The generalizability of NCI-sponsored clinical trials accrual among women with gynecologic malignancies - Gynecologic Oncology
Published online: September 30, 2016
Highlights
- •The population enrolled to gynecologic cancer clinical trials differs from the US population.
- •Extremes of age, racial and ethnic minorities in are under-represented in these clinical trials.
- •Several factors including geography influence the diversity of clinical trials accruals.
Objectives
Enrollment
of a representative population to cancer clinical trials ensures
scientific reliability and generalizability of results. This study
evaluated the similarity of patients enrolled in NCI-supported group
gynecologic cancer trials to the incident US population.
Methods
Accrual
to NCI-sponsored ovarian, uterine, and cervical cancer treatment trials
between 2003 and 2012 were examined.
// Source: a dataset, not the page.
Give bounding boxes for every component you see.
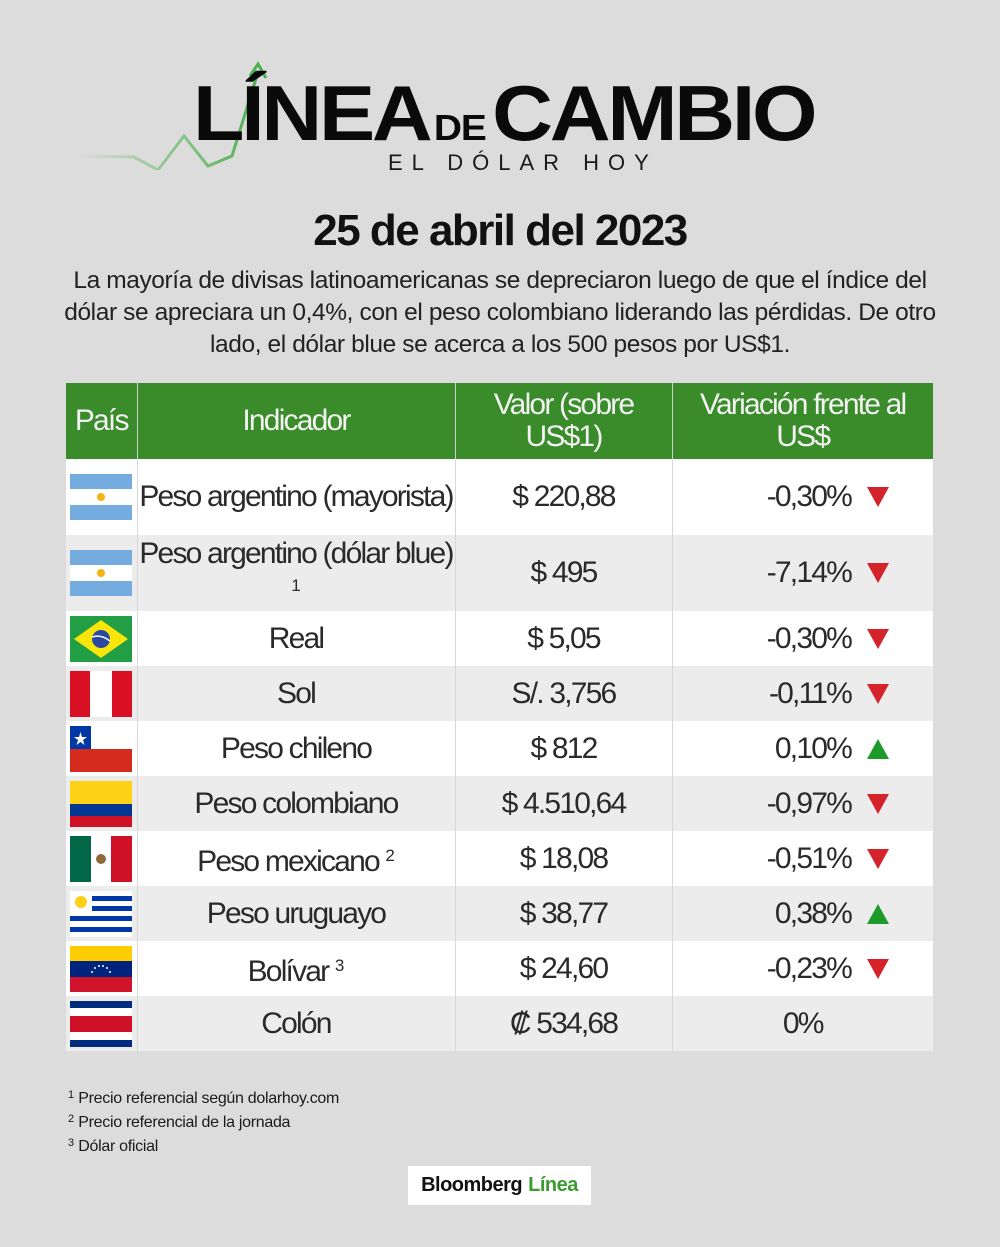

Race, ethnicity, age, and
insurance status were compared to the analogous US patient population
estimated using adjusted SEER incidence data.
Results
There
were 18,913 accruals to 156 NCI-sponsored gynecologic cancer treatment
trials, ovarian (56%), uterine (32%), and cervical cancers (12%).
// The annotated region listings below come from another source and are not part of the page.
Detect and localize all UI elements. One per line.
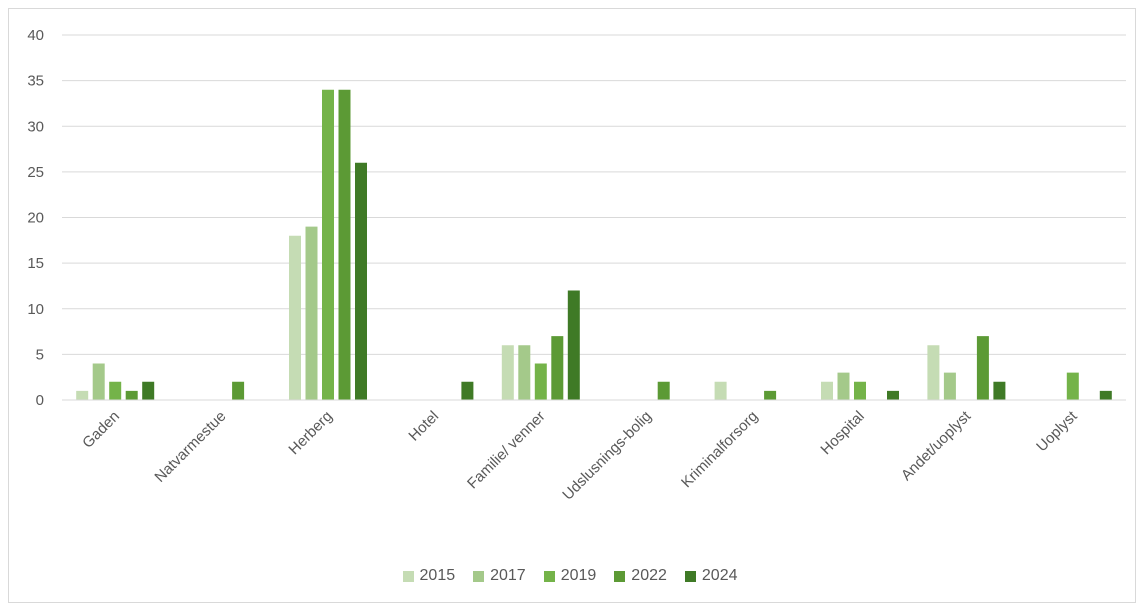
bar-2017 bbox=[837, 372, 850, 400]
bar-2024 bbox=[887, 390, 899, 400]
x-tick-label: Gaden bbox=[79, 408, 123, 452]
legend-swatch bbox=[402, 570, 414, 582]
x-tick-label: Kriminalforsorg bbox=[678, 408, 761, 491]
x-tick-label: Natvarmestue bbox=[151, 408, 229, 486]
legend-swatch bbox=[684, 570, 696, 582]
y-tick-label: 40 bbox=[27, 27, 44, 44]
bar-2022 bbox=[551, 336, 564, 400]
y-tick-label: 25 bbox=[27, 164, 44, 181]
bar-2022 bbox=[657, 381, 670, 400]
y-tick-label: 35 bbox=[27, 73, 44, 90]
legend-swatch bbox=[614, 570, 626, 582]
bar-2015 bbox=[714, 381, 727, 400]
legend-item: 2024 bbox=[684, 567, 738, 585]
bar-2017 bbox=[92, 363, 105, 400]
x-tick-label: Udslusnings-bolig bbox=[559, 408, 655, 504]
bar-2017 bbox=[305, 226, 318, 400]
legend-swatch bbox=[543, 570, 555, 582]
x-tick-label: Hotel bbox=[405, 408, 442, 445]
legend-label: 2024 bbox=[701, 567, 738, 584]
bar-2015 bbox=[289, 235, 301, 400]
bar-2022 bbox=[232, 381, 245, 400]
legend-label: 2017 bbox=[490, 567, 526, 584]
legend-item: 2015 bbox=[402, 567, 456, 585]
bar-2017 bbox=[943, 372, 956, 400]
y-tick-label: 5 bbox=[36, 346, 44, 363]
legend-label: 2022 bbox=[631, 567, 667, 584]
bar-2024 bbox=[355, 162, 367, 400]
legend-item: 2017 bbox=[473, 567, 526, 585]
legend-swatch bbox=[473, 570, 485, 582]
bar-2022 bbox=[338, 89, 351, 400]
bar-2024 bbox=[1099, 390, 1112, 400]
bar-2024 bbox=[461, 381, 474, 400]
bar-2015 bbox=[76, 390, 89, 400]
bar-2019 bbox=[534, 363, 547, 400]
bar-2015 bbox=[927, 345, 940, 400]
bar-2022 bbox=[764, 390, 777, 400]
legend-label: 2015 bbox=[419, 567, 456, 584]
legend-item: 2022 bbox=[614, 567, 667, 585]
x-tick-label: Herberg bbox=[285, 408, 335, 458]
y-tick-label: 30 bbox=[27, 118, 44, 135]
legend-label: 2019 bbox=[560, 567, 597, 584]
x-tick-label: Familie/ venner bbox=[464, 408, 549, 493]
y-tick-label: 15 bbox=[27, 255, 44, 272]
bar-2019 bbox=[854, 381, 866, 400]
bar-2015 bbox=[821, 381, 833, 400]
x-tick-label: Uoplyst bbox=[1033, 407, 1081, 455]
bar-2024 bbox=[142, 381, 155, 400]
bar-2022 bbox=[976, 336, 989, 400]
y-tick-label: 20 bbox=[27, 210, 44, 227]
bar-2024 bbox=[993, 381, 1006, 400]
bar-2019 bbox=[1066, 372, 1079, 400]
bar-2019 bbox=[109, 381, 122, 400]
y-tick-label: 10 bbox=[27, 301, 44, 318]
chart-legend: 2015 2017 2019 2022 2024 bbox=[0, 567, 1140, 585]
bar-2019 bbox=[322, 89, 334, 400]
bar-2017 bbox=[518, 345, 531, 400]
x-tick-label: Hospital bbox=[817, 408, 867, 458]
bar-2024 bbox=[567, 290, 580, 400]
bar-2015 bbox=[501, 345, 514, 400]
x-tick-label: Andet/uoplyst bbox=[898, 407, 975, 484]
y-tick-label: 0 bbox=[36, 392, 44, 409]
bar-2022 bbox=[125, 390, 138, 400]
legend-item: 2019 bbox=[543, 567, 597, 585]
Ovarian cancer trials included the least racial, ethnic and age
diversity. Black women were notably underrepresented in ovarian trials
(4% versus 11%). Hispanic patients were underrepresented in ovarian and
uterine trials (4% and 5% versus 18% and 19%, respectively), but not in
cervical cancer trials (14 versus 11%). Elderly patients were
underrepresented in each disease area, with the greatest
underrepresentation seen in ovarian cancer patients over the age of 75
(7% versus 29%). Privately insured women were overrepresented among
accrued ovarian cancer patients (87% versus 76%), and the uninsured were
overrepresented among women with uterine or cervical cancers. These
patterns did not change over time.
Conclusions
Several
notable differences were observed between the patients accrued to NCI
funded trials and the incident population. Improving representation of
racial and ethnic minorities and elderly patients on cancer clinical
trials continues to be a challenge and priority.